Why are all trains bullet-shaped, and all bullets fast? Think how many lives would be saved if, using U.S. trains as a model, some scientist were to invent a slow-moving bullet. But this can never happen, because we passed a law that prohibits scientists from caring about life. To care is illogical.
And when you walk into a café, there are always a few customers sitting here and there, perhaps mingling. There's never absolutely zero people, and the place is never packed wall-to-wall with sardines. Unless you visit the café after hours, in the blackest part of the night: THEN the place is deserted; and sardines burst from the door when you open it. This is because we all still follow the dictates of the nine-to-five job schedule; and the last thing that an owner of a café must do before closing up shop is to fill it with packing pellets, in case the café gets shipped overnight to the Far Eastern Islands. And if you don't have packing pellets, just use sardines.
Also: why do all of Shakespeare's play have indistinguishable twins being separated in shipwrecks and then dressing as the opposite sex? And why is everyone always falling in love with the only person in the world who does not like them?

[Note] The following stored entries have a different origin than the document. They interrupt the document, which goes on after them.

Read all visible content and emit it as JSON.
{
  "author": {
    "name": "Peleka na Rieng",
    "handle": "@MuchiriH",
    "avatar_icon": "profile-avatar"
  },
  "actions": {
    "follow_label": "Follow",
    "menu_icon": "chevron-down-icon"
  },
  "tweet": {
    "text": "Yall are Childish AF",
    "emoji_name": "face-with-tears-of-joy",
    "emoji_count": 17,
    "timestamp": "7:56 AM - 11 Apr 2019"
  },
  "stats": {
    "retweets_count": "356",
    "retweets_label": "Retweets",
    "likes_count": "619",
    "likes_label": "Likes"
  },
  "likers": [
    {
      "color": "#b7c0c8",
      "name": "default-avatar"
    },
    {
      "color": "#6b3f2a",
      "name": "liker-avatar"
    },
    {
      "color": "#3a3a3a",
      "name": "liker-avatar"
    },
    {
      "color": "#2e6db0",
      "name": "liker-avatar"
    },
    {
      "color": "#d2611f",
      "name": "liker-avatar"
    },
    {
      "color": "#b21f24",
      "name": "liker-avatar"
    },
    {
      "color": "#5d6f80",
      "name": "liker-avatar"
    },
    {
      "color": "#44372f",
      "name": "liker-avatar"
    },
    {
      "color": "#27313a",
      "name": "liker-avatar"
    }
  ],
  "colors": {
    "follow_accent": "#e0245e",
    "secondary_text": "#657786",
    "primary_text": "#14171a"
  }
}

Finally, I find myself wanting to shout: "Why do all countries still have kings? Let's get rid of them!" Yet, on the other hand, I equally want to shout: "Why did we ever get rid of our kings? Let's bring them back!" Cuz it sux to have a king making bad decisions; but, at least, when bad decisions are made, you have one single person to blame. The thing that I find most annoying is when there's an unknown number of secret, private rulers making bad decisions; yet none of them can be held to account, as they remain in the shadows; thus their badness continues indefinitely as their power increases. Even worse, their powerless victims blame themselves for the bad that they suffer.
P.S.
I live in the Midwest USA, where it's currently winter: snow is everywhere, and it's deathly cold outside. I'm pleased with this. I only wish that everyone could feel so happy. Today is Friday, so I'm going to hit the ski hills; and then I have big weekend plans: On Saturday I'll enjoy the snowmobiling trails on my Polaris; then, on Sunday, I'll spend the afternoon at the open-air skating rink, and maybe even go ice-fishing later. Each night, when I come home, I will cuddle up under my thickest blanket and sip hot cocoa while reading my favorite book.